Now, if you do this in the general population — and let’s say in the general population, your baseline chance for schizophrenia is 1 percent — then the polygenic score will act on a very low baseline. And therefore, it won’t lead to clinically meaningful results.

Another way to explain this is to say that living in a particular city, for whatever reason, doubles your likelihood for lung cancer. If you don’t smoke, let’s say your risk for lung cancer is 0.1 percent. So, doubling it increases it from 0.1 percent to 0.2 percent, which is not very relevant from a clinical perspective.

But what if you are a heavy, lifetime smoker, and your chance for lung cancer is more like 15 percent, hypothetically. Now we apply the same metric, because you live in that same city, and your cancer chances double from 15 percent to 30 percent. Now that becomes clinically relevant.

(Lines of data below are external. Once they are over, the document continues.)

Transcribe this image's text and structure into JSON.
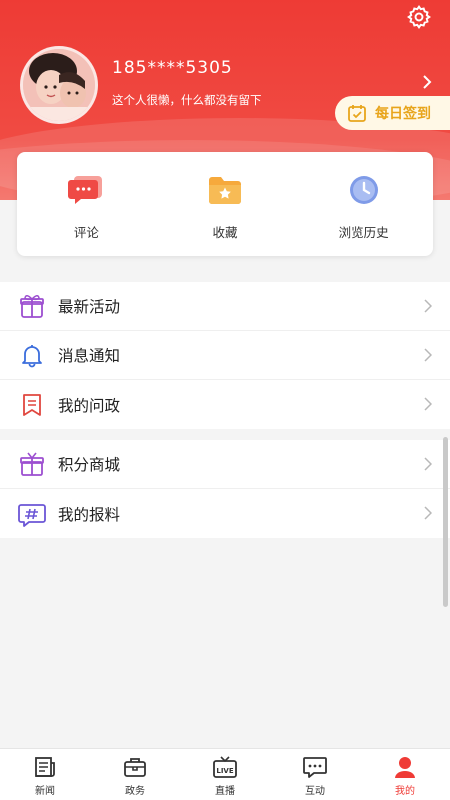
{
  "profile": {
    "username": "185****5305",
    "bio": "这个人很懒，什么都没有留下",
    "signin_label": "每日签到"
  },
  "quick_actions": [
    {
      "label": "评论",
      "icon": "comment-icon"
    },
    {
      "label": "收藏",
      "icon": "favorite-folder-icon"
    },
    {
      "label": "浏览历史",
      "icon": "history-clock-icon"
    }
  ],
  "menu_group1": [
    {
      "label": "最新活动",
      "icon": "gift-icon"
    },
    {
      "label": "消息通知",
      "icon": "bell-icon"
    },
    {
      "label": "我的问政",
      "icon": "bookmark-icon"
    }
  ],
  "menu_group2": [
    {
      "label": "积分商城",
      "icon": "gift-box-icon"
    },
    {
      "label": "我的报料",
      "icon": "hashtag-icon"
    }
  ],
  "tabs": [
    {
      "label": "新闻",
      "icon": "newspaper-icon"
    },
    {
      "label": "政务",
      "icon": "briefcase-icon"
    },
    {
      "label": "直播",
      "icon": "live-tv-icon",
      "badge": "LIVE"
    },
    {
      "label": "互动",
      "icon": "chat-icon"
    },
    {
      "label": "我的",
      "icon": "user-icon",
      "active": true
    }
  ],
  "colors": {
    "header_red": "#ee3b35",
    "accent_red": "#ef3b36",
    "signin_text": "#e8a51c"
  }
}
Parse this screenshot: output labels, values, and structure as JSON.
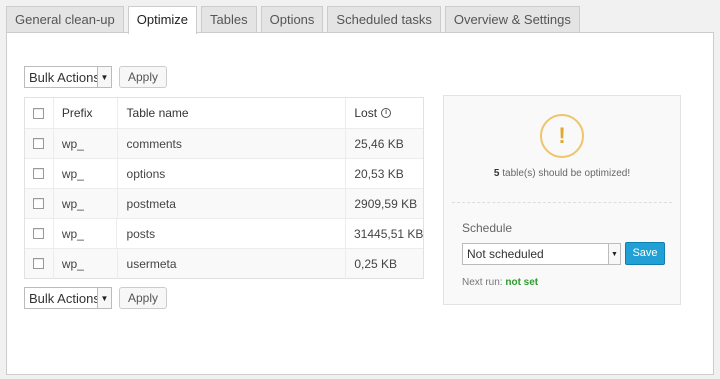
{
  "tabs": [
    {
      "label": "General clean-up",
      "active": false
    },
    {
      "label": "Optimize",
      "active": true
    },
    {
      "label": "Tables",
      "active": false
    },
    {
      "label": "Options",
      "active": false
    },
    {
      "label": "Scheduled tasks",
      "active": false
    },
    {
      "label": "Overview & Settings",
      "active": false
    }
  ],
  "bulk_top": {
    "select_value": "Bulk Actions",
    "apply_label": "Apply"
  },
  "bulk_bottom": {
    "select_value": "Bulk Actions",
    "apply_label": "Apply"
  },
  "table": {
    "headers": {
      "prefix": "Prefix",
      "name": "Table name",
      "lost": "Lost"
    },
    "rows": [
      {
        "prefix": "wp_",
        "name": "comments",
        "lost": "25,46 KB"
      },
      {
        "prefix": "wp_",
        "name": "options",
        "lost": "20,53 KB"
      },
      {
        "prefix": "wp_",
        "name": "postmeta",
        "lost": "2909,59 KB"
      },
      {
        "prefix": "wp_",
        "name": "posts",
        "lost": "31445,51 KB"
      },
      {
        "prefix": "wp_",
        "name": "usermeta",
        "lost": "0,25 KB"
      }
    ]
  },
  "side": {
    "warn_symbol": "!",
    "count": "5",
    "message": " table(s) should be optimized!",
    "schedule_label": "Schedule",
    "schedule_value": "Not scheduled",
    "save_label": "Save",
    "next_run_label": "Next run: ",
    "next_run_value": "not set"
  },
  "colors": {
    "accent": "#21a0d5",
    "warning": "#f0c36d",
    "ok": "#2e9c2e"
  }
}
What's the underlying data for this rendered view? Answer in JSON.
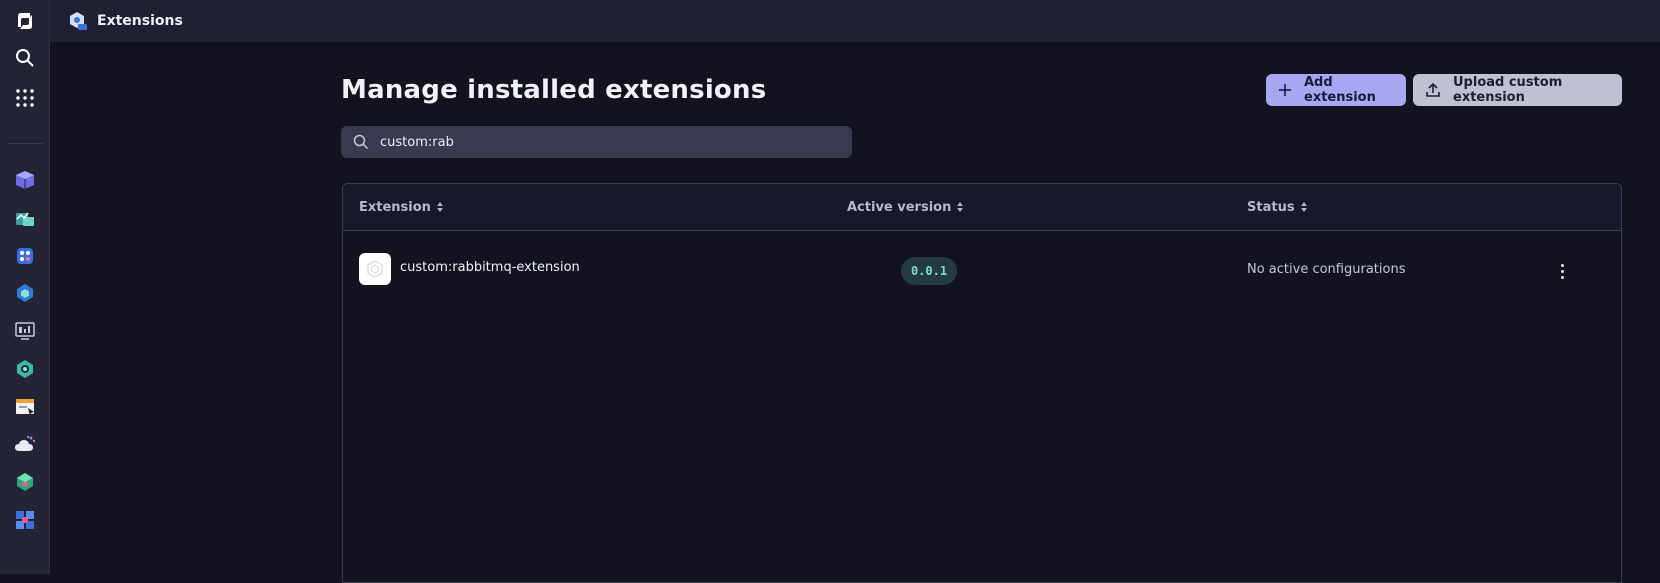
{
  "topbar": {
    "title": "Extensions",
    "app_icon": "extensions-app-icon"
  },
  "rail": {
    "top_items": [
      "dynatrace-logo-icon",
      "search-icon",
      "apps-grid-icon"
    ],
    "apps": [
      "hub-cube-icon",
      "infrastructure-icon",
      "kubernetes-icon",
      "extensions-icon",
      "dashboards-icon",
      "services-icon",
      "notebooks-icon",
      "cloud-icon",
      "workflows-icon",
      "settings-tiles-icon"
    ]
  },
  "page": {
    "title": "Manage installed extensions",
    "add_button": "Add extension",
    "upload_button": "Upload custom extension"
  },
  "search": {
    "value": "custom:rab"
  },
  "table": {
    "columns": [
      "Extension",
      "Active version",
      "Status"
    ],
    "rows": [
      {
        "name": "custom:rabbitmq-extension",
        "version": "0.0.1",
        "status": "No active configurations"
      }
    ]
  },
  "colors": {
    "accent": "#a8a6f2",
    "version_text": "#7fe0c8",
    "background": "#12131f"
  }
}
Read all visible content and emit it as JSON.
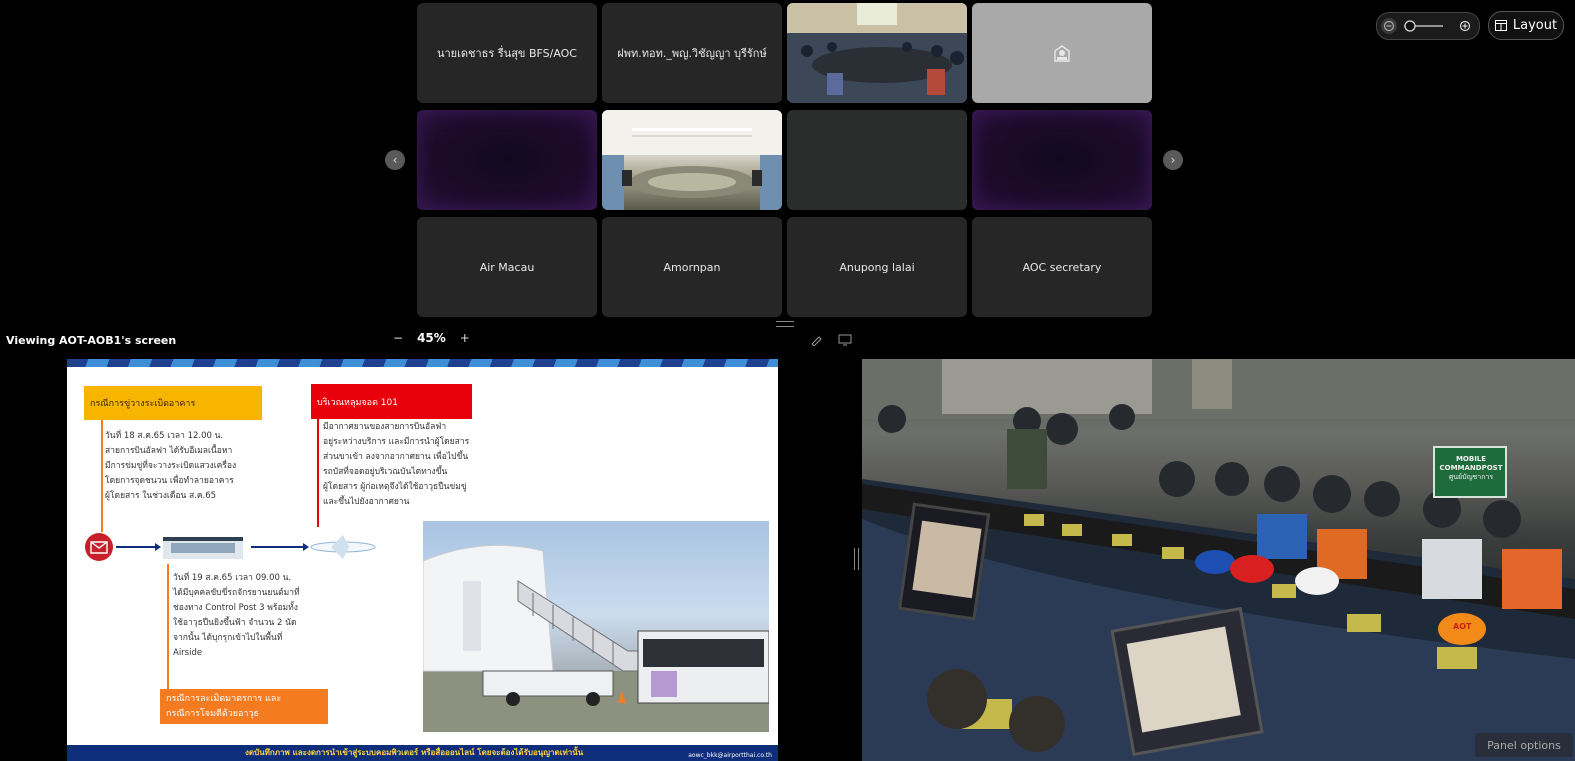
{
  "participants": [
    {
      "name": "นายเดชาธร รื่นสุข BFS/AOC",
      "kind": "name"
    },
    {
      "name": "ฝพท.ทอท._พญ.วิชัญญา บุรีรักษ์",
      "kind": "name"
    },
    {
      "name": "",
      "kind": "video-meeting-room"
    },
    {
      "name": "",
      "kind": "avatar"
    },
    {
      "name": "",
      "kind": "purple"
    },
    {
      "name": "",
      "kind": "video-conference-room"
    },
    {
      "name": "",
      "kind": "dark"
    },
    {
      "name": "",
      "kind": "purple"
    },
    {
      "name": "Air Macau",
      "kind": "name"
    },
    {
      "name": "Amornpan",
      "kind": "name"
    },
    {
      "name": "Anupong lalai",
      "kind": "name"
    },
    {
      "name": "AOC secretary",
      "kind": "name"
    }
  ],
  "toolbar": {
    "layout_label": "Layout",
    "zoom_out_icon": "zoom-out-icon",
    "zoom_in_icon": "zoom-in-icon"
  },
  "share": {
    "viewing_label": "Viewing AOT-AOB1's screen",
    "zoom_percent": "45%",
    "zoom_minus": "−",
    "zoom_plus": "+"
  },
  "slide": {
    "box1_title": "กรณีการขู่วางระเบิดอาคาร",
    "box1_text": [
      "วันที่ 18 ส.ค.65 เวลา 12.00 น.",
      "สายการบินอัลฟา ได้รับอีเมลเนื้อหา",
      "มีการข่มขู่ที่จะวางระเบิดแสวงเครื่อง",
      "โดยการจุดชนวน เพื่อทำลายอาคาร",
      "ผู้โดยสาร ในช่วงเดือน ส.ค.65"
    ],
    "box2_title": "บริเวณหลุมจอด 101",
    "box2_text": [
      "มีอากาศยานของสายการบินอัลฟ่า",
      "อยู่ระหว่างบริการ และมีการนำผู้โดยสาร",
      "ส่วนขาเข้า ลงจากอากาศยาน เพื่อไปขึ้น",
      "รถบัสที่จอดอยู่บริเวณบันไดทางขึ้น",
      "ผู้โดยสาร ผู้ก่อเหตุจึงได้ใช้อาวุธปืนข่มขู่",
      "และขึ้นไปยังอากาศยาน"
    ],
    "box3_text": [
      "วันที่ 19 ส.ค.65 เวลา 09.00 น.",
      "ได้มีบุคคลขับขี่รถจักรยานยนต์มาที่",
      "ช่องทาง Control Post 3 พร้อมทั้ง",
      "ใช้อาวุธปืนยิงขึ้นฟ้า จำนวน 2 นัด",
      "จากนั้น ได้บุกรุกเข้าไปในพื้นที่",
      "Airside"
    ],
    "box4_title": [
      "กรณีการละเมิดมาตรการ และ",
      "กรณีการโจมตีด้วยอาวุธ"
    ],
    "footer": "งดบันทึกภาพ และงดการนำเข้าสู่ระบบคอมพิวเตอร์ หรือสื่อออนไลน์ โดยจะต้องได้รับอนุญาตเท่านั้น",
    "footer_right": "aowc_bkk@airportthai.co.th"
  },
  "camera": {
    "sign_line1": "MOBILE COMMANDPOST",
    "sign_line2": "ศูนย์บัญชาการ",
    "helmet_label": "AOT"
  },
  "panel_options_label": "Panel options",
  "colors": {
    "tile_bg": "#262626",
    "accent_orange": "#f7b500",
    "accent_red": "#e8000b",
    "accent_orange2": "#f47b20"
  }
}
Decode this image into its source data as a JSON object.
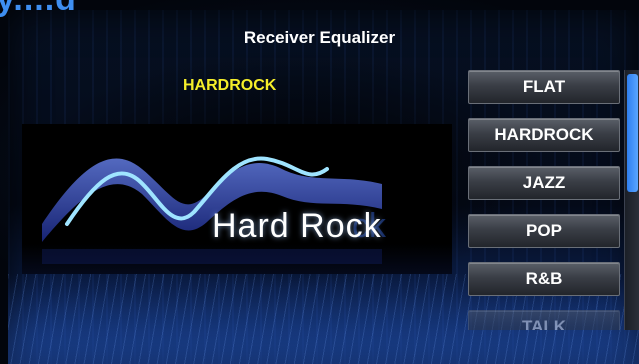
{
  "header": {
    "corner_text": "y....g",
    "title": "Receiver Equalizer"
  },
  "current_preset": "HARDROCK",
  "artwork": {
    "text": "Hard Rock"
  },
  "presets": [
    {
      "label": "FLAT"
    },
    {
      "label": "HARDROCK"
    },
    {
      "label": "JAZZ"
    },
    {
      "label": "POP"
    },
    {
      "label": "R&B"
    },
    {
      "label": "TALK"
    }
  ],
  "scrollbar": {
    "position_fraction": 0.0,
    "visible_fraction": 0.45
  },
  "colors": {
    "accent": "#3e8ef0",
    "preset_label": "#f5ee2a",
    "scroll_thumb": "#2f7ff0"
  }
}
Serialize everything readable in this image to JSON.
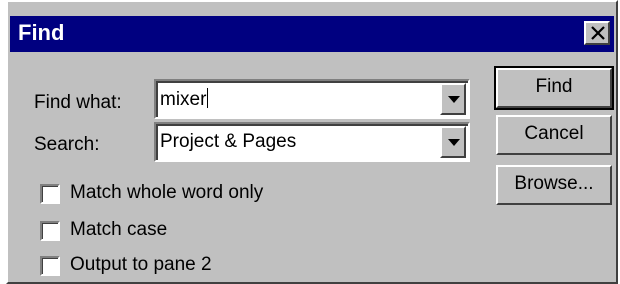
{
  "window": {
    "title": "Find"
  },
  "form": {
    "find_what_label": "Find what:",
    "find_what_value": "mixer",
    "search_label": "Search:",
    "search_value": "Project & Pages"
  },
  "buttons": {
    "find": "Find",
    "cancel": "Cancel",
    "browse": "Browse..."
  },
  "options": [
    {
      "label": "Match whole word only",
      "checked": false
    },
    {
      "label": "Match case",
      "checked": false
    },
    {
      "label": "Output to pane 2",
      "checked": false
    }
  ],
  "colors": {
    "titlebar": "#000080",
    "face": "#c0c0c0"
  },
  "icons": {
    "close": "close-icon",
    "dropdown": "chevron-down-icon"
  }
}
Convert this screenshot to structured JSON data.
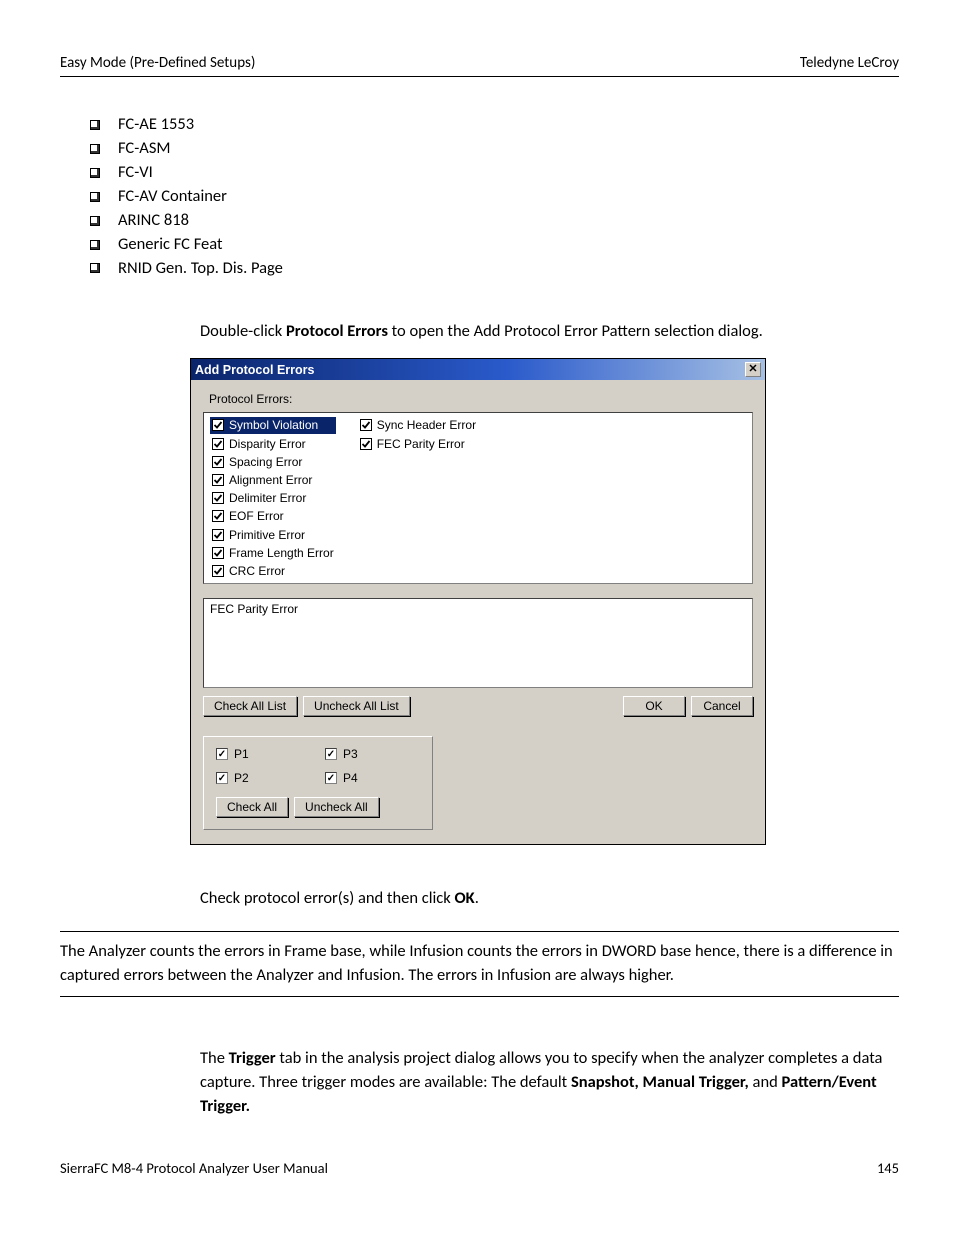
{
  "header": {
    "left": "Easy Mode (Pre-Defined Setups)",
    "right": "Teledyne  LeCroy"
  },
  "bullets": [
    "FC-AE 1553",
    "FC-ASM",
    "FC-VI",
    "FC-AV Container",
    "ARINC 818",
    "Generic FC Feat",
    "RNID Gen. Top. Dis. Page"
  ],
  "para1": {
    "pre": "Double-click ",
    "b": "Protocol Errors",
    "post": " to open the Add Protocol Error Pattern selection dialog."
  },
  "dialog": {
    "title": "Add Protocol Errors",
    "label": "Protocol Errors:",
    "col1": [
      {
        "label": "Symbol Violation",
        "checked": true,
        "selected": true
      },
      {
        "label": "Disparity Error",
        "checked": true
      },
      {
        "label": "Spacing Error",
        "checked": true
      },
      {
        "label": "Alignment Error",
        "checked": true
      },
      {
        "label": "Delimiter Error",
        "checked": true
      },
      {
        "label": "EOF Error",
        "checked": true
      },
      {
        "label": "Primitive Error",
        "checked": true
      },
      {
        "label": "Frame Length Error",
        "checked": true
      },
      {
        "label": "CRC Error",
        "checked": true
      }
    ],
    "col2": [
      {
        "label": "Sync Header Error",
        "checked": true
      },
      {
        "label": "FEC Parity Error",
        "checked": true
      }
    ],
    "desc": "FEC Parity Error",
    "buttons": {
      "checkAllList": "Check All List",
      "uncheckAllList": "Uncheck All List",
      "ok": "OK",
      "cancel": "Cancel"
    },
    "p": {
      "p1": "P1",
      "p2": "P2",
      "p3": "P3",
      "p4": "P4",
      "checkAll": "Check All",
      "uncheckAll": "Uncheck All"
    }
  },
  "para2": {
    "pre": "Check protocol error(s) and then click ",
    "b": "OK",
    "post": "."
  },
  "note": "The Analyzer counts the errors in Frame base, while Infusion counts the errors in DWORD base hence, there is a difference in captured errors between the Analyzer and Infusion. The errors in Infusion are always higher.",
  "para3": {
    "pre": "The ",
    "b1": "Trigger",
    "mid": " tab in the analysis project dialog allows you to specify when the analyzer completes a data capture. Three trigger modes are available: The default ",
    "b2": "Snapshot, Manual Trigger,",
    "mid2": " and ",
    "b3": "Pattern/Event Trigger."
  },
  "footer": {
    "left": "SierraFC M8-4 Protocol Analyzer User Manual",
    "right": "145"
  }
}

So, can we apply polygenic scores for autism to the general population? Yes, we can. But it will not lead to anything clinically meaningful unless you are able to separate out a subset of individuals that we know, for whatever reason, are already at an increased likelihood of having autism.

In groups of people with a genetic variant that substantially elevates the likelihood of autism — and such variants are increasingly being identified — it is entirely imaginable that using the polygenic score for autism would meaningfully improve prediction of the condition. However, studies are needed to examine this. In about 10 to 20 percent of people with autism we can identify a genetic etiology; these individuals might be good candidates for such a study.

S: Are there any differences in how this would work to study autism versus what you did in the paper to study schizophrenia?

JV: A practical difference is that, obviously, one would need to use the polygenic score for autism. The polygenic score for autism is available from the Psychiatric Genomics Consortium. But its current version is based on a smaller study than the polygenic score for schizophrenia is. As a result, the polygenic score for autism does not yet have the same power to explain the genetic contribution for autism as the polygenic score for schizophrenia does for schizophrenia.

That said, we still would have liked to look at autism in this study, but we weren’t able to do it because across this sample, which is from a collection of different sites, there was not a consistent recording on the autism phenotype. So we didn’t have enough samples to do it.

S: What other applications do you envision for this method?

JV: My interest would be to look at IQ and cognitive skills. You can measure that separately from autism, and so for both phenotypes you can get some measure of severity. And then you can see to what extent these phenotypes — autism and cognitive skill and IQ — are associated with the polygenic score for IQ and the polygenic score for autism.

I find it a very important question because we see that autism and intellectual disability very often travel together. But not invariably. We know that there are people who are highly intelligent and still profoundly autistic. And we also know people who have a severe or moderate intellectual disability, but they do not meet criteria for autism because of their preserved social and communication skills. So, while they do present often as comorbidities, they’re not obligate comorbidities, and that’s an interesting observation.